California Hill, Nebraska

A Path Climbed by Thousands of Westward Emigrants

This large hill, which became known as "California Hill," was climbed by thousands of emigrants heading west during the covered wagon migrations, 1841-1860.


Many emigrants were bound for Oregon. California became the destination of a majority of travelers after gold was discovered there in 1848. The most important crossing of the South Platte River during this period was south and a little east of here. After fording the river and ascending California Hill, the emigrants traveled northwesterly to the North Platte River via Ash Hollow. The terrain restricted the route wagons could take up the hill, causing deep ruts that are still visible about two-thirds of a mile north-northwest of this marker.

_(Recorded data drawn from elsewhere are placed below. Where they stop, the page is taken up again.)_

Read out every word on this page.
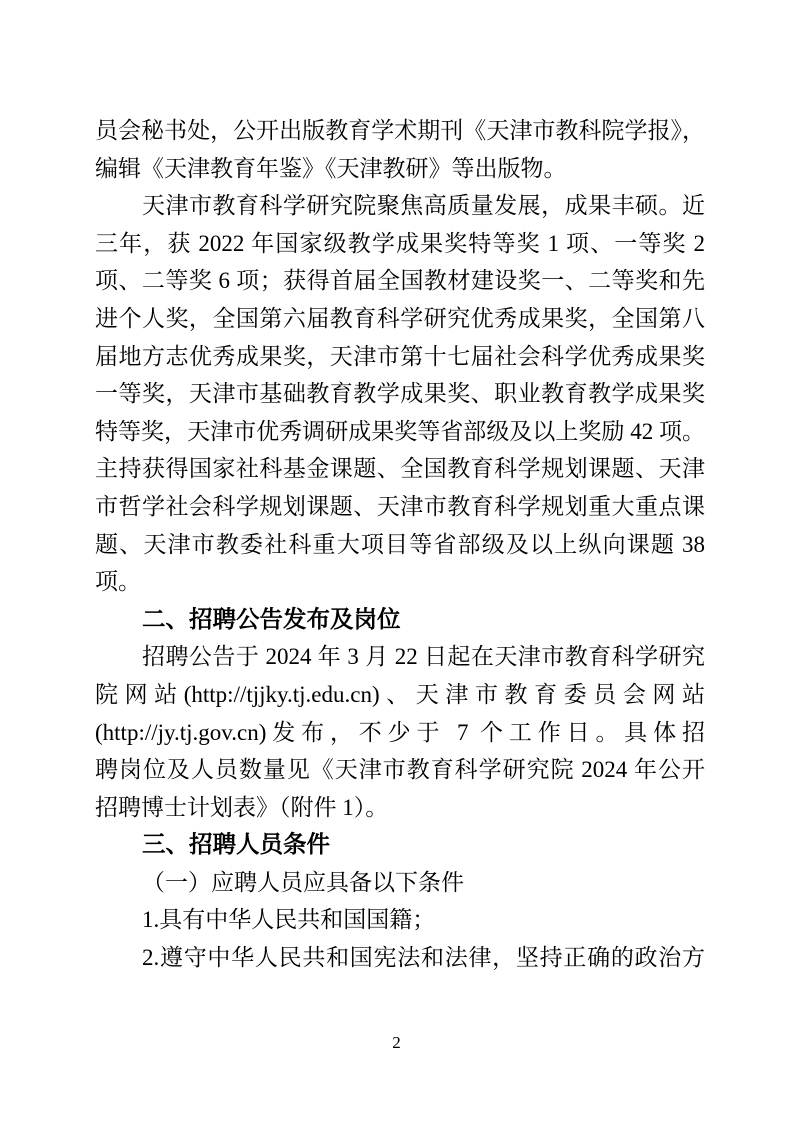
员会秘书处，公开出版教育学术期刊《天津市教科院学报》，
编辑《天津教育年鉴》《天津教研》等出版物。
天津市教育科学研究院聚焦高质量发展，成果丰硕。近
三年，获 2022 年国家级教学成果奖特等奖 1 项、一等奖 2
项、二等奖 6 项；获得首届全国教材建设奖一、二等奖和先
进个人奖，全国第六届教育科学研究优秀成果奖，全国第八
届地方志优秀成果奖，天津市第十七届社会科学优秀成果奖
一等奖，天津市基础教育教学成果奖、职业教育教学成果奖
特等奖，天津市优秀调研成果奖等省部级及以上奖励 42 项。
主持获得国家社科基金课题、全国教育科学规划课题、天津
市哲学社会科学规划课题、天津市教育科学规划重大重点课
题、天津市教委社科重大项目等省部级及以上纵向课题 38
项。
二、招聘公告发布及岗位
招聘公告于 2024 年 3 月 22 日起在天津市教育科学研究
院网站(http://tjjky.tj.edu.cn)、天津市教育委员会网站
(http://jy.tj.gov.cn)发布，不少于 7 个工作日。具体招
聘岗位及人员数量见《天津市教育科学研究院 2024 年公开
招聘博士计划表》（附件 1）。
三、招聘人员条件
（一）应聘人员应具备以下条件
1.具有中华人民共和国国籍；
2.遵守中华人民共和国宪法和法律，坚持正确的政治方
2
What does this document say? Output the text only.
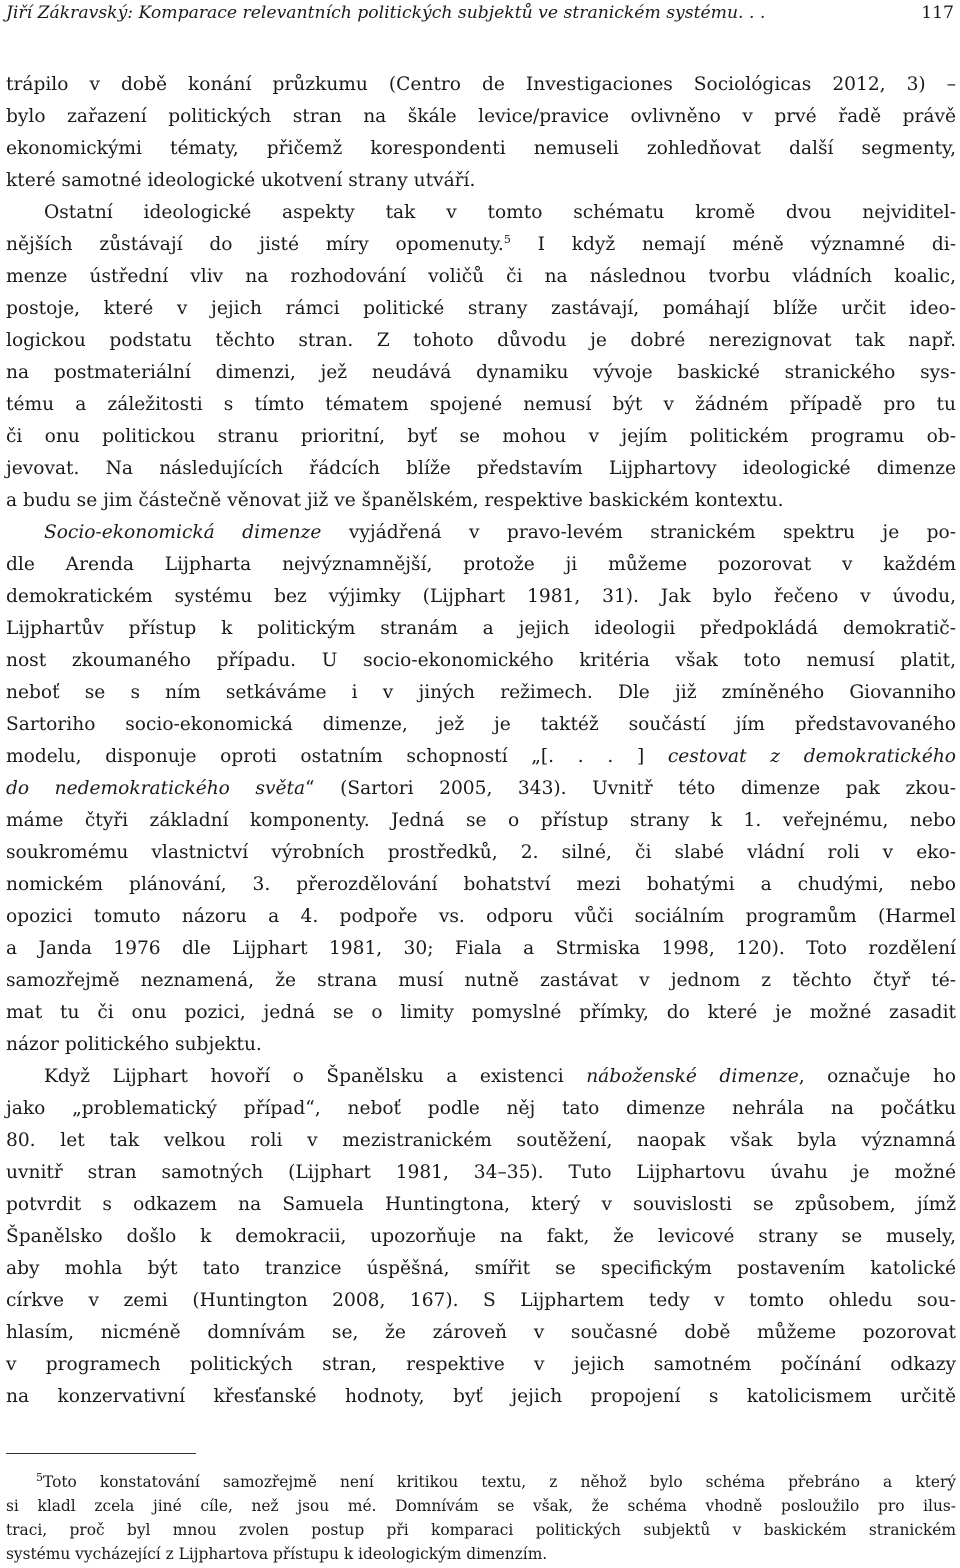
Jiří Zákravský: Komparace relevantních politických subjektů ve stranickém systému. . .	117
trápilo v době konání průzkumu (Centro de Investigaciones Sociológicas 2012, 3) –
bylo zařazení politických stran na škále levice/pravice ovlivněno v prvé řadě právě
ekonomickými tématy, přičemž korespondenti nemuseli zohledňovat další segmenty,
které samotné ideologické ukotvení strany utváří.
Ostatní ideologické aspekty tak v tomto schématu kromě dvou nejviditel-
nějších zůstávají do jisté míry opomenuty.$^5$ I když nemají méně významné di-
menze ústřední vliv na rozhodování voličů či na následnou tvorbu vládních koalic,
postoje, které v jejich rámci politické strany zastávají, pomáhají blíže určit ideo-
logickou podstatu těchto stran. Z tohoto důvodu je dobré nerezignovat tak např.
na postmateriální dimenzi, jež neudává dynamiku vývoje baskické stranického sys-
tému a záležitosti s tímto tématem spojené nemusí být v žádném případě pro tu
či onu politickou stranu prioritní, byť se mohou v jejím politickém programu ob-
jevovat. Na následujících řádcích blíže představím Lijphartovy ideologické dimenze
a budu se jim částečně věnovat již ve španělském, respektive baskickém kontextu.
Socio-ekonomická dimenze vyjádřená v pravo-levém stranickém spektru je po-
dle Arenda Lijpharta nejvýznamnější, protože ji můžeme pozorovat v každém
demokratickém systému bez výjimky (Lijphart 1981, 31). Jak bylo řečeno v úvodu,
Lijphartův přístup k politickým stranám a jejich ideologii předpokládá demokratič-
nost zkoumaného případu. U socio-ekonomického kritéria však toto nemusí platit,
neboť se s ním setkáváme i v jiných režimech. Dle již zmíněného Giovanniho
Sartoriho socio-ekonomická dimenze, jež je taktéž součástí jím představovaného
modelu, disponuje oproti ostatním schopností „[. . . ] cestovat z demokratického
do nedemokratického světa“ (Sartori 2005, 343). Uvnitř této dimenze pak zkou-
máme čtyři základní komponenty. Jedná se o přístup strany k 1. veřejnému, nebo
soukromému vlastnictví výrobních prostředků, 2. silné, či slabé vládní roli v eko-
nomickém plánování, 3. přerozdělování bohatství mezi bohatými a chudými, nebo
opozici tomuto názoru a 4. podpoře vs. odporu vůči sociálním programům (Harmel
a Janda 1976 dle Lijphart 1981, 30; Fiala a Strmiska 1998, 120). Toto rozdělení
samozřejmě neznamená, že strana musí nutně zastávat v jednom z těchto čtyř té-
mat tu či onu pozici, jedná se o limity pomyslné přímky, do které je možné zasadit
názor politického subjektu.
Když Lijphart hovoří o Španělsku a existenci náboženské dimenze, označuje ho
jako „problematický případ“, neboť podle něj tato dimenze nehrála na počátku
80. let tak velkou roli v mezistranickém soutěžení, naopak však byla významná
uvnitř stran samotných (Lijphart 1981, 34–35). Tuto Lijphartovu úvahu je možné
potvrdit s odkazem na Samuela Huntingtona, který v souvislosti se způsobem, jímž
Španělsko došlo k demokracii, upozorňuje na fakt, že levicové strany se musely,
aby mohla být tato tranzice úspěšná, smířit se specifickým postavením katolické
církve v zemi (Huntington 2008, 167). S Lijphartem tedy v tomto ohledu sou-
hlasím, nicméně domnívám se, že zároveň v současné době můžeme pozorovat
v programech politických stran, respektive v jejich samotném počínání odkazy
na konzervativní křesťanské hodnoty, byť jejich propojení s katolicismem určitě
$^5$Toto konstatování samozřejmě není kritikou textu, z něhož bylo schéma přebráno a který
si kladl zcela jiné cíle, než jsou mé. Domnívám se však, že schéma vhodně posloužilo pro ilus-
traci, proč byl mnou zvolen postup při komparaci politických subjektů v baskickém stranickém
systému vycházející z Lijphartova přístupu k ideologickým dimenzím.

California Hill and the marker were gifts to the Oregon-California Trails Association by Malcolm E. Smith, Jr. in memory of Irene D. Paden who dedicated much of her life to retracing and writing about the Oregon and California Trails. The acquisition was facilitated by the generous cooperation of Ivor D. and Carol A. Dilky, the Farmers Home Administration and the Adams Bank and Trust.


      Open to the public: West of Brule, Keith County, Nebraska. SW Corner, Sec. 14, T13N, R41W. The marker is located on the north side of U.S. 30, approximately 4.5 miles west of Brule, Nebraska.